10 Aug 2011 | “Tudo se discute neste mundo, menos uma única coisa que não se discute... não se discute a democracia. A democracia esta ai, como se fosse uma espécie de santa no altar de quem já não se espera milagres, mas que esta ai como uma referencia... é a democracia. E não se repara que a democracia em que vivemos é uma democracia seqüestrada, condicionada, amputada, porque o poder do cidadão, o poder de cada um de nós limita-se na esfera política, a tirar um governo de que não gosta e por outro de que talvez venha a gostar, nada mais. Mas as grandes decisões são tomadas numa outra esfera, e todos sabemos qual é: As grandes organizações financeiras internacionais.” – José Saramago em conferencia no Fórum Social Mundial.   |   comentários

A liberdade de expressão é tida como a panacéia para solidificar a democracia. Na paulicéia desvairada, esta panacéia atingiu um fato emblemático: A Câmara Municipal de São Paulo aprovou no último dia 2 de agosto, o projeto de lei 294/2005, do vereador Carlos Apolinário (DEM), que institui, no município, o Dia do Orgulho Heterossexual. O projeto depende apenas de sanção do prefeito de São Paulo, Gilberto Kassab, para virar lei. O vereador declarou que o seu objetivo é "conscientizar e estimular a população a resguardar a moral e os bons costumes". Já para o prefeito, criar o Dia do Orgulho Heterossexual em São Paulo não incentivaria a homofobia, na opinião de Gilberto Kassab (PSD). "É um projeto como outro qualquer", afirma ele.

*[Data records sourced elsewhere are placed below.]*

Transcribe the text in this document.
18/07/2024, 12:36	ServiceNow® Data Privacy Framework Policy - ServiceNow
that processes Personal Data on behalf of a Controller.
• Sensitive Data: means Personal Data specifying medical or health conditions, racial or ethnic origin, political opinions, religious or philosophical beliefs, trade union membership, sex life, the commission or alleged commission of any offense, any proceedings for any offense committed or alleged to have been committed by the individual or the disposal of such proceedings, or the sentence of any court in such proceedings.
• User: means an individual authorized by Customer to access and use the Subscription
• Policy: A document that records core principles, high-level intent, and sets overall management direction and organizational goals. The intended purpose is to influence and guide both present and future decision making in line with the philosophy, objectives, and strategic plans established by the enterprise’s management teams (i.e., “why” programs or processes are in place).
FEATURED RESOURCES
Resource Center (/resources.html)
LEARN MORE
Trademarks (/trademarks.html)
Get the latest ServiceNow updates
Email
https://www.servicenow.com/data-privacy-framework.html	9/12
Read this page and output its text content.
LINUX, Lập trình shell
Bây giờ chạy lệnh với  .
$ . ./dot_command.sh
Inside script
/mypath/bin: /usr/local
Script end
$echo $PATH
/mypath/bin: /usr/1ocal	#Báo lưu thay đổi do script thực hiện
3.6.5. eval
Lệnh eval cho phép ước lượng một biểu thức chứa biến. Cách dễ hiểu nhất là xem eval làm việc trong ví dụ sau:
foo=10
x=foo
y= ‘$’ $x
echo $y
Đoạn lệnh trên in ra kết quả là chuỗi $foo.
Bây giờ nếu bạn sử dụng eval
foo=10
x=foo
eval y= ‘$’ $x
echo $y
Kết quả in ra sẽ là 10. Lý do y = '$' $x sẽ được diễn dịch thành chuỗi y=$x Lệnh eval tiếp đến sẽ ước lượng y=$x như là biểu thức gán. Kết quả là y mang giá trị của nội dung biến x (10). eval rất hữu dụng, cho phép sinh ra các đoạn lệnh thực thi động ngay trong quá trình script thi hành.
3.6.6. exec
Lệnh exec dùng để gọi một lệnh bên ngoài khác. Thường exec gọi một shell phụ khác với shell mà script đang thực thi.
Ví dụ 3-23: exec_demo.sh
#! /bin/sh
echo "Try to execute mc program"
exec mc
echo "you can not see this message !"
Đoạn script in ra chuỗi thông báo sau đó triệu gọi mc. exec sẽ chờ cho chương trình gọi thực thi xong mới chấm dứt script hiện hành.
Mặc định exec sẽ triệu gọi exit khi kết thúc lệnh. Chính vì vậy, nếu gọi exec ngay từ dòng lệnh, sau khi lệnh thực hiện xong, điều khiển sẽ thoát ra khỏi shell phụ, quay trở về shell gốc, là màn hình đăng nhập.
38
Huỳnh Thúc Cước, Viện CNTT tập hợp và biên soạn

Sim, sim é isto mesmo! Finalmente os heterossexuais, - tão esquecidos e oprimidos - terão ao menos um dia no calendário oficial da cidade para serem lembrados e combater o preconceito a que estão submetidos. Para promover o evento quiçá poderá ser criada a Parada do Orgulho Heterossexual. Neste dia, casais heterossexuais poderão dar as mãos sem serem humilhados, xingados ou agredidos na rua por conta de sua orientação sexual, e esperamos também que não sejam mortos por gangues LGBT´s ao serem identificados (ou confundidos!) como heterossexuais. Talvez por conta de serem cotidianamente oprimidos, no dia da parada vão enfatizar algumas das suas características de maneira meio caricata e os que não sofrem tal estigma não vão ter sensibilidade para entender estes meandros, o que pode reforçar ainda mais o preconceito dos setores reacionários.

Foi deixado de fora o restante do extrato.